Member of the House of Representatives of Nigeria
- In office 2019–2023
- Constituency: Biu/Bayo/Shani/Kwaya Kusar Federal Constituency

Personal details
- Party: All Progressives Congress (APC)
- Occupation: Politician

= Musa Lawan =

Nigerian politician and chieftain (1943/1944–2023)

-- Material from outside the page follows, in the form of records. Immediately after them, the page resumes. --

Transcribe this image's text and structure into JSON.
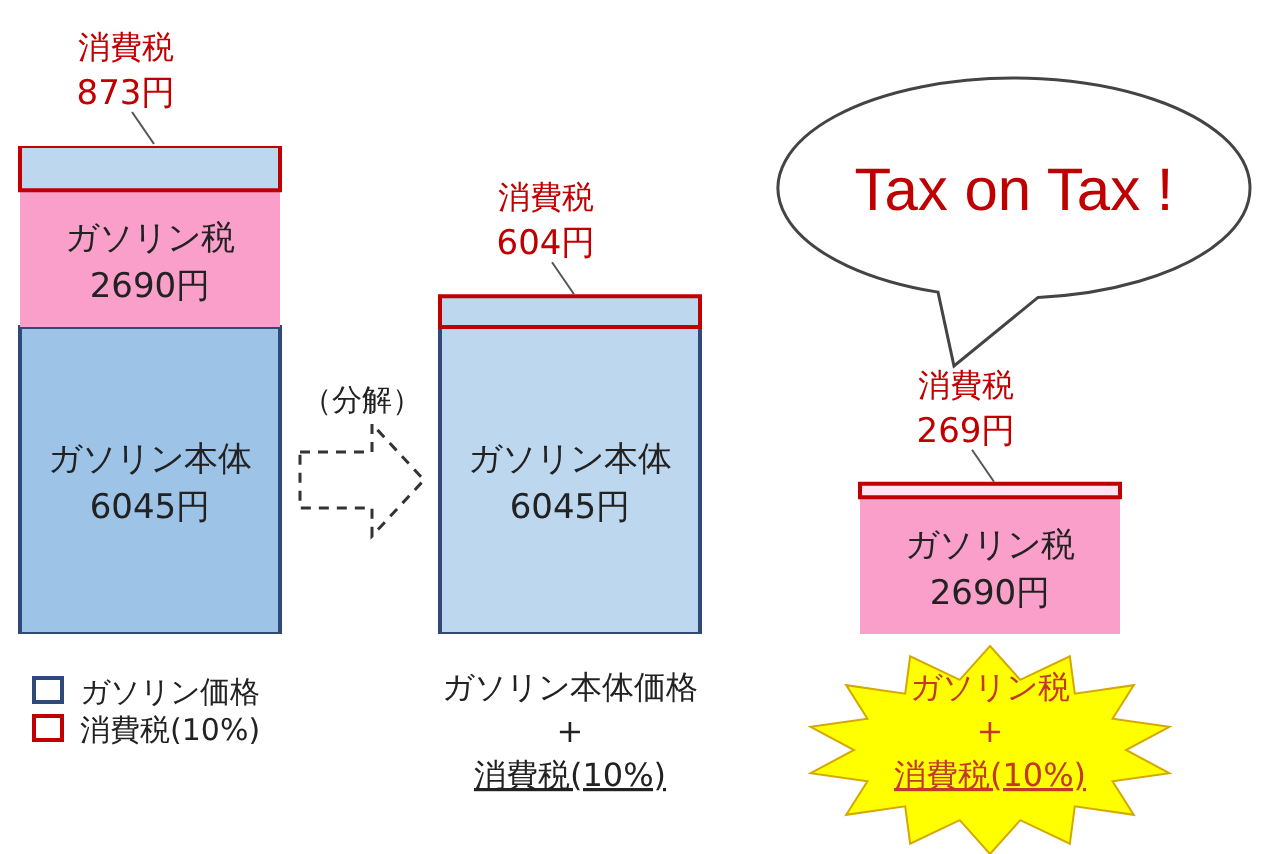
{
  "chart_data": {
    "type": "bar",
    "stacked": true,
    "categories": [
      null,
      "ガソリン本体価格\n+\n消費税(10%)",
      "ガソリン税\n+\n消費税(10%)"
    ],
    "series": [
      {
        "name": "ガソリン本体",
        "color": "#2f4a7a",
        "colors": [
          "#9dc3e6",
          "#bdd7ee",
          "#bdd7ee"
        ],
        "values": [
          6045,
          6045,
          null
        ],
        "value_labels": [
          "6045円",
          "6045円",
          null
        ]
      },
      {
        "name": "ガソリン税",
        "color": "#f99fc9",
        "values": [
          2690,
          null,
          2690
        ],
        "value_labels": [
          "2690円",
          null,
          "2690円"
        ]
      },
      {
        "name": "消費税",
        "color": "#c00000",
        "colors": [
          "#bdd7ee",
          "#bdd7ee",
          "#fde4f0"
        ],
        "values": [
          873,
          604,
          269
        ],
        "value_labels": [
          "873円",
          "604円",
          "269円"
        ]
      }
    ],
    "annotations": [
      "Tax on Tax !",
      "（分解）",
      "ガソリン価格",
      "消費税(10%)"
    ]
  }
}
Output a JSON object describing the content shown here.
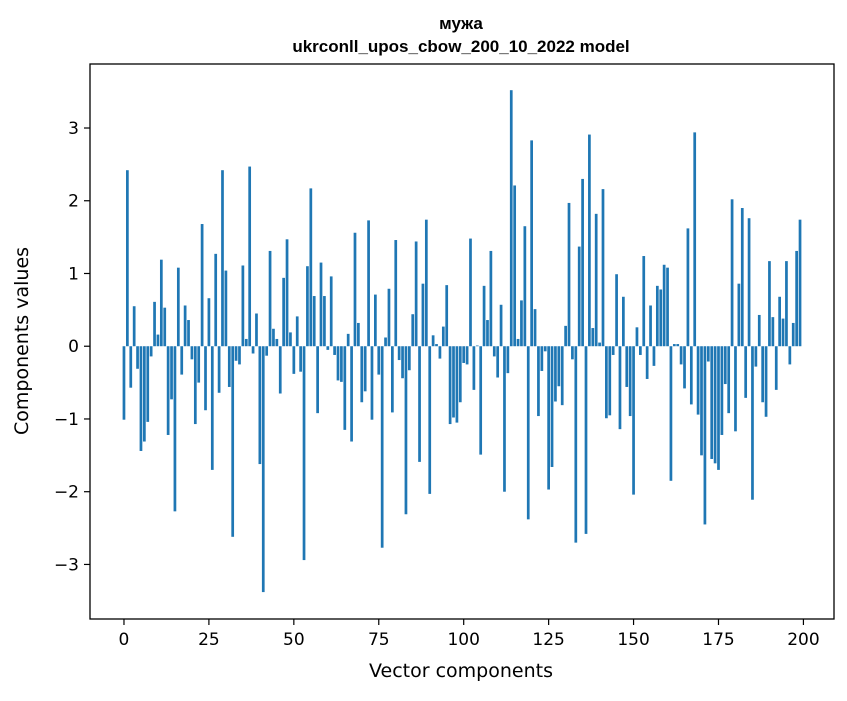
{
  "chart_data": {
    "type": "bar",
    "title": "мужа",
    "subtitle": "ukrconll_upos_cbow_200_10_2022 model",
    "xlabel": "Vector components",
    "ylabel": "Components values",
    "xlim": [
      -10,
      209
    ],
    "ylim": [
      -3.75,
      3.88
    ],
    "xticks": [
      0,
      25,
      50,
      75,
      100,
      125,
      150,
      175,
      200
    ],
    "xtick_labels": [
      "0",
      "25",
      "50",
      "75",
      "100",
      "125",
      "150",
      "175",
      "200"
    ],
    "yticks": [
      -3,
      -2,
      -1,
      0,
      1,
      2,
      3
    ],
    "ytick_labels": [
      "−3",
      "−2",
      "−1",
      "0",
      "1",
      "2",
      "3"
    ],
    "grid": false,
    "legend": "none",
    "bar_color": "#1f77b4",
    "x": [
      0,
      1,
      2,
      3,
      4,
      5,
      6,
      7,
      8,
      9,
      10,
      11,
      12,
      13,
      14,
      15,
      16,
      17,
      18,
      19,
      20,
      21,
      22,
      23,
      24,
      25,
      26,
      27,
      28,
      29,
      30,
      31,
      32,
      33,
      34,
      35,
      36,
      37,
      38,
      39,
      40,
      41,
      42,
      43,
      44,
      45,
      46,
      47,
      48,
      49,
      50,
      51,
      52,
      53,
      54,
      55,
      56,
      57,
      58,
      59,
      60,
      61,
      62,
      63,
      64,
      65,
      66,
      67,
      68,
      69,
      70,
      71,
      72,
      73,
      74,
      75,
      76,
      77,
      78,
      79,
      80,
      81,
      82,
      83,
      84,
      85,
      86,
      87,
      88,
      89,
      90,
      91,
      92,
      93,
      94,
      95,
      96,
      97,
      98,
      99,
      100,
      101,
      102,
      103,
      104,
      105,
      106,
      107,
      108,
      109,
      110,
      111,
      112,
      113,
      114,
      115,
      116,
      117,
      118,
      119,
      120,
      121,
      122,
      123,
      124,
      125,
      126,
      127,
      128,
      129,
      130,
      131,
      132,
      133,
      134,
      135,
      136,
      137,
      138,
      139,
      140,
      141,
      142,
      143,
      144,
      145,
      146,
      147,
      148,
      149,
      150,
      151,
      152,
      153,
      154,
      155,
      156,
      157,
      158,
      159,
      160,
      161,
      162,
      163,
      164,
      165,
      166,
      167,
      168,
      169,
      170,
      171,
      172,
      173,
      174,
      175,
      176,
      177,
      178,
      179,
      180,
      181,
      182,
      183,
      184,
      185,
      186,
      187,
      188,
      189,
      190,
      191,
      192,
      193,
      194,
      195,
      196,
      197,
      198,
      199
    ],
    "values": [
      -1.01,
      2.42,
      -0.57,
      0.55,
      -0.31,
      -1.44,
      -1.31,
      -1.04,
      -0.14,
      0.61,
      0.16,
      1.19,
      0.53,
      -1.22,
      -0.73,
      -2.27,
      1.08,
      -0.39,
      0.56,
      0.36,
      -0.18,
      -1.07,
      -0.5,
      1.68,
      -0.88,
      0.66,
      -1.7,
      1.27,
      -0.64,
      2.42,
      1.04,
      -0.56,
      -2.62,
      -0.2,
      -0.25,
      1.11,
      0.1,
      2.47,
      -0.1,
      0.45,
      -1.62,
      -3.38,
      -0.13,
      1.31,
      0.24,
      0.1,
      -0.65,
      0.94,
      1.47,
      0.19,
      -0.38,
      0.41,
      -0.35,
      -2.94,
      1.1,
      2.17,
      0.69,
      -0.92,
      1.15,
      0.69,
      -0.05,
      0.96,
      -0.12,
      -0.47,
      -0.49,
      -1.15,
      0.17,
      -1.31,
      1.56,
      0.32,
      -0.77,
      -0.62,
      1.73,
      -1.01,
      0.71,
      -0.39,
      -2.77,
      0.12,
      0.79,
      -0.91,
      1.46,
      -0.19,
      -0.44,
      -2.31,
      -0.33,
      0.44,
      1.44,
      -1.59,
      0.86,
      1.74,
      -2.03,
      0.15,
      0.03,
      -0.17,
      0.27,
      0.84,
      -1.07,
      -0.98,
      -1.05,
      -0.77,
      -0.23,
      -0.25,
      1.48,
      -0.6,
      0.01,
      -1.49,
      0.83,
      0.36,
      1.31,
      -0.14,
      -0.43,
      0.57,
      -2.0,
      -0.37,
      3.52,
      2.21,
      0.1,
      0.63,
      1.65,
      -2.38,
      2.83,
      0.51,
      -0.96,
      -0.34,
      -0.07,
      -1.97,
      -1.66,
      -0.76,
      -0.55,
      -0.81,
      0.28,
      1.97,
      -0.18,
      -2.7,
      1.37,
      2.3,
      -2.58,
      2.91,
      0.25,
      1.82,
      0.05,
      2.16,
      -0.99,
      -0.95,
      -0.12,
      0.99,
      -1.14,
      0.68,
      -0.56,
      -0.96,
      -2.04,
      0.26,
      -0.12,
      1.24,
      -0.45,
      0.56,
      -0.27,
      0.83,
      0.78,
      1.12,
      1.08,
      -1.85,
      0.03,
      0.03,
      -0.25,
      -0.58,
      1.62,
      -0.8,
      2.94,
      -0.94,
      -1.5,
      -2.45,
      -0.21,
      -1.55,
      -1.61,
      -1.7,
      -1.22,
      -0.52,
      -0.92,
      2.02,
      -1.17,
      0.86,
      1.9,
      -0.71,
      1.76,
      -2.11,
      -0.28,
      0.43,
      -0.77,
      -0.97,
      1.17,
      0.4,
      -0.6,
      0.68,
      0.38,
      1.17,
      -0.25,
      0.32,
      1.31,
      1.74
    ]
  }
}
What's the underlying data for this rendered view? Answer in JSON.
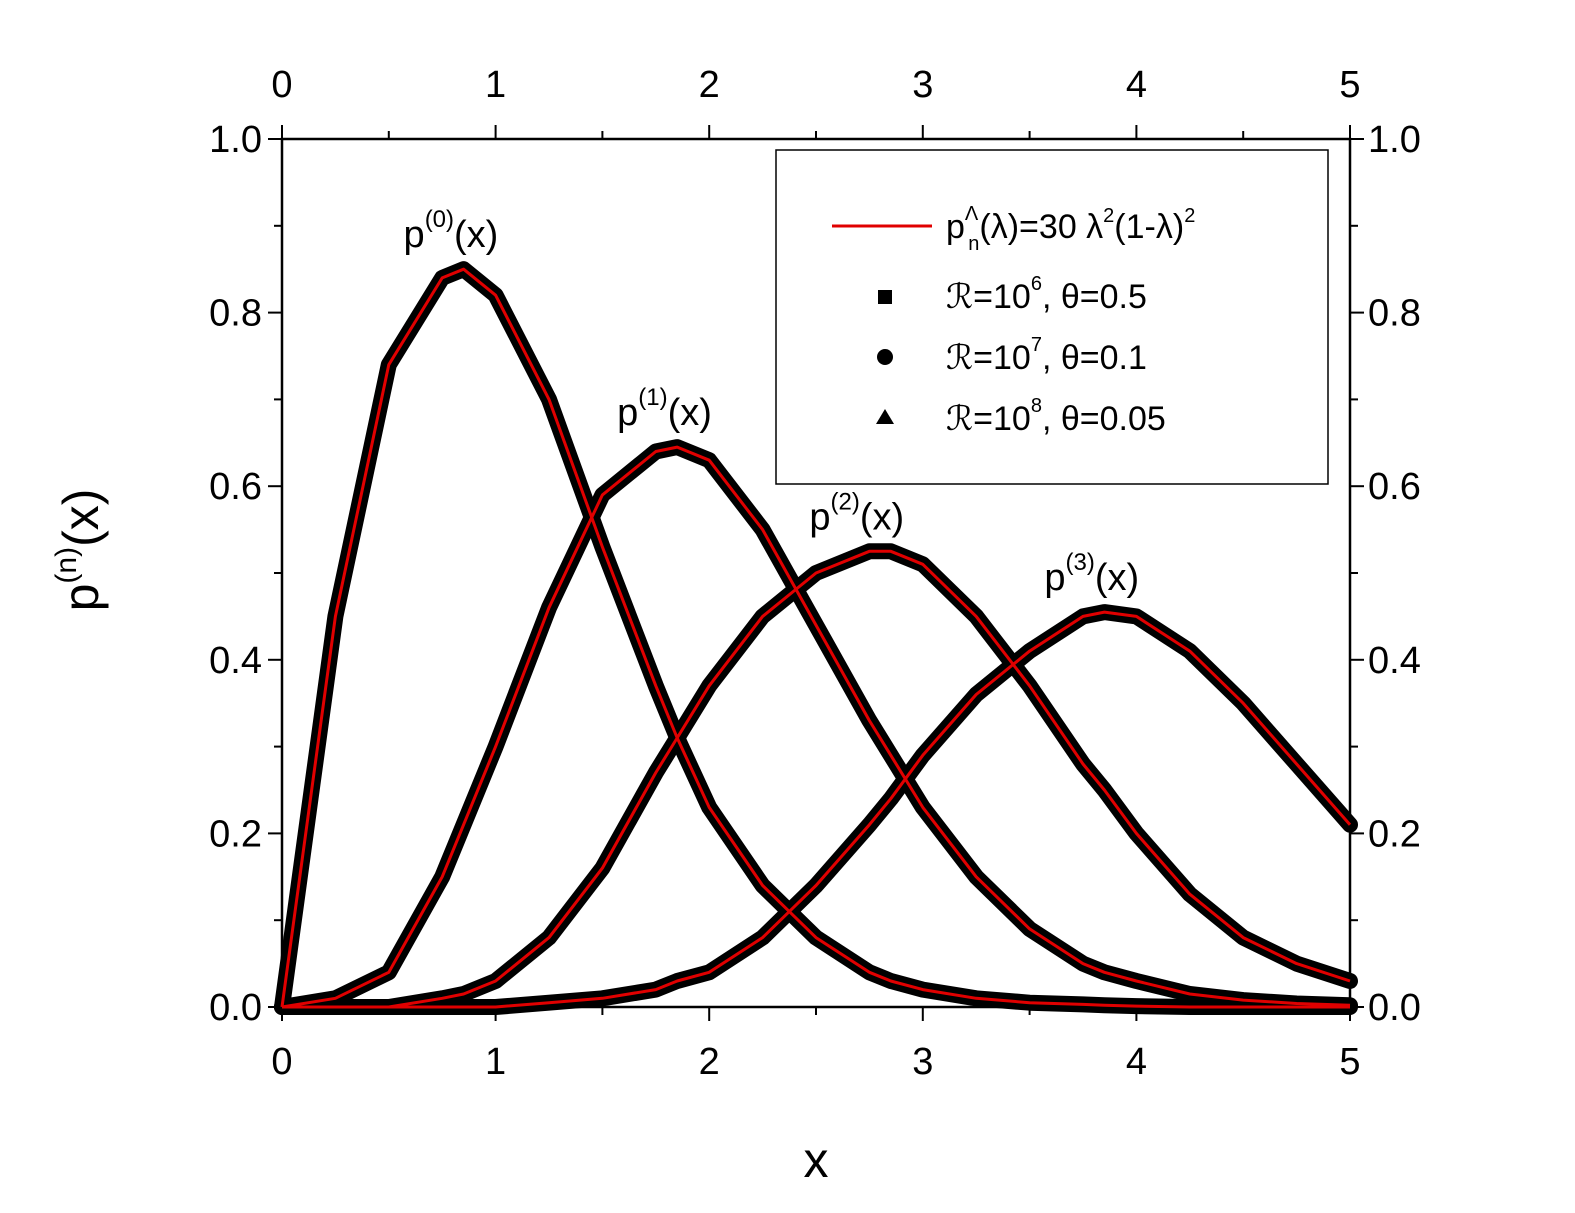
{
  "chart_data": {
    "type": "line",
    "xlabel": "x",
    "ylabel": "p(n)(x)",
    "ylabel_parts": {
      "base": "p",
      "sup": "(n)",
      "tail": "(x)"
    },
    "xlim": [
      0,
      5
    ],
    "ylim": [
      0,
      1.0
    ],
    "x_ticks": [
      "0",
      "1",
      "2",
      "3",
      "4",
      "5"
    ],
    "y_ticks": [
      "0.0",
      "0.2",
      "0.4",
      "0.6",
      "0.8",
      "1.0"
    ],
    "top_axis_mirrored": true,
    "right_axis_mirrored": true,
    "grid": false,
    "legend_position": "top-right",
    "legend": [
      {
        "kind": "line",
        "color": "#e00000",
        "base": "p",
        "sup": "Λ",
        "sub": "n",
        "mid": "(λ)=30 λ",
        "sup2": "2",
        "mid2": "(1-λ)",
        "sup3": "2"
      },
      {
        "kind": "square",
        "prefix": "ℛ=10",
        "sup": "6",
        "suffix": ", θ=0.5"
      },
      {
        "kind": "circle",
        "prefix": "ℛ=10",
        "sup": "7",
        "suffix": ", θ=0.1"
      },
      {
        "kind": "triangle",
        "prefix": "ℛ=10",
        "sup": "8",
        "suffix": ", θ=0.05"
      }
    ],
    "annotations": [
      {
        "base": "p",
        "sup": "(0)",
        "tail": "(x)"
      },
      {
        "base": "p",
        "sup": "(1)",
        "tail": "(x)"
      },
      {
        "base": "p",
        "sup": "(2)",
        "tail": "(x)"
      },
      {
        "base": "p",
        "sup": "(3)",
        "tail": "(x)"
      }
    ],
    "x": [
      0.0,
      0.25,
      0.5,
      0.75,
      0.85,
      1.0,
      1.25,
      1.5,
      1.75,
      1.85,
      2.0,
      2.25,
      2.5,
      2.75,
      2.85,
      3.0,
      3.25,
      3.5,
      3.75,
      3.85,
      4.0,
      4.25,
      4.5,
      4.75,
      5.0
    ],
    "series": [
      {
        "name": "p(0)(x)",
        "color": "#e00000",
        "values": [
          0.0,
          0.45,
          0.74,
          0.84,
          0.85,
          0.82,
          0.7,
          0.53,
          0.37,
          0.31,
          0.23,
          0.14,
          0.08,
          0.04,
          0.03,
          0.02,
          0.01,
          0.005,
          0.003,
          0.002,
          0.001,
          0.0,
          0.0,
          0.0,
          0.0
        ]
      },
      {
        "name": "p(1)(x)",
        "color": "#e00000",
        "values": [
          0.0,
          0.01,
          0.04,
          0.15,
          0.21,
          0.3,
          0.46,
          0.59,
          0.64,
          0.645,
          0.63,
          0.55,
          0.44,
          0.33,
          0.29,
          0.23,
          0.15,
          0.09,
          0.05,
          0.04,
          0.03,
          0.015,
          0.008,
          0.004,
          0.002
        ]
      },
      {
        "name": "p(2)(x)",
        "color": "#e00000",
        "values": [
          0.0,
          0.0,
          0.0,
          0.01,
          0.015,
          0.03,
          0.08,
          0.16,
          0.27,
          0.31,
          0.37,
          0.45,
          0.5,
          0.525,
          0.525,
          0.51,
          0.45,
          0.37,
          0.28,
          0.25,
          0.2,
          0.13,
          0.08,
          0.05,
          0.03
        ]
      },
      {
        "name": "p(3)(x)",
        "color": "#e00000",
        "values": [
          0.0,
          0.0,
          0.0,
          0.0,
          0.0,
          0.0,
          0.005,
          0.01,
          0.02,
          0.03,
          0.04,
          0.08,
          0.14,
          0.21,
          0.24,
          0.29,
          0.36,
          0.41,
          0.45,
          0.455,
          0.45,
          0.41,
          0.35,
          0.28,
          0.21
        ]
      }
    ]
  }
}
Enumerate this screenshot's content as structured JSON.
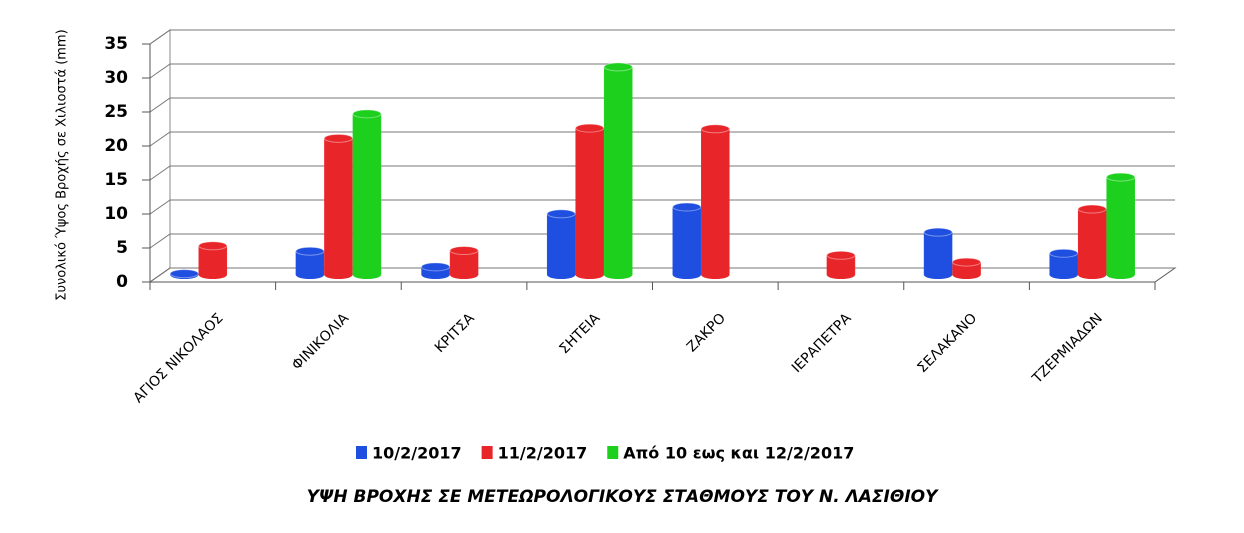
{
  "chart_data": {
    "type": "bar",
    "title": "ΥΨΗ ΒΡΟΧΗΣ ΣΕ ΜΕΤΕΩΡΟΛΟΓΙΚΟΥΣ ΣΤΑΘΜΟΥΣ ΤΟΥ Ν. ΛΑΣΙΘΙΟΥ",
    "y_label": "Συνολικό Ύψος Βροχής σε Χιλιοστά (mm)",
    "categories": [
      "ΑΓΙΟΣ ΝΙΚΟΛΑΟΣ",
      "ΦΙΝΙΚΟΛΙΑ",
      "ΚΡΙΤΣΑ",
      "ΣΗΤΕΙΑ",
      "ΖΑΚΡΟ",
      "ΙΕΡΑΠΕΤΡΑ",
      "ΣΕΛΑΚΑΝΟ",
      "ΤΖΕΡΜΙΑΔΩΝ"
    ],
    "series": [
      {
        "name": "10/2/2017",
        "color": "#1f4fe0",
        "values": [
          0.2,
          3.5,
          1.2,
          9,
          10,
          null,
          6.3,
          3.2
        ]
      },
      {
        "name": "11/2/2017",
        "color": "#e8262a",
        "values": [
          4.3,
          20.1,
          3.6,
          21.6,
          21.5,
          2.9,
          1.9,
          9.7
        ]
      },
      {
        "name": "Από 10 εως και 12/2/2017",
        "color": "#1ed01e",
        "values": [
          null,
          23.7,
          null,
          30.6,
          null,
          null,
          null,
          14.4
        ]
      }
    ],
    "ylim": [
      0,
      35
    ],
    "yticks": [
      0,
      5,
      10,
      15,
      20,
      25,
      30,
      35
    ],
    "grid": true,
    "legend": "bottom"
  }
}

Alhaji Musa Lawan (1943/1944 – 18 August 2023) was a Nigerian politician and elder statesman who held the Matawalle of Fika and Madakin Tikau, chieftaincy titles. He was a chieftain and founding member of the ruling All Progressives Congress (APC) in Yobe State. He died at the age of 79 after a brief illness in Kano.
==Early life and education ==
Musa Lawan was born in Borno State, Nigeria.
==Political career ==
Musa Lawan is a Nigerian politician who represented the Biu/Bayo/Shani/Kwaya Kusar Federal Constituency of Borno State in the House of Representatives of Nigeria. He was elected during the 2019 general election on the platform of the All Progressives Congress (APC).
==Death==
Lawan died in Kano on 18 August 2023, at the age of 79. He was buried on 19 August, after a funeral prayer at his residence in Potiskum, which was attended by Yobe State governor, Mai Mala Buni.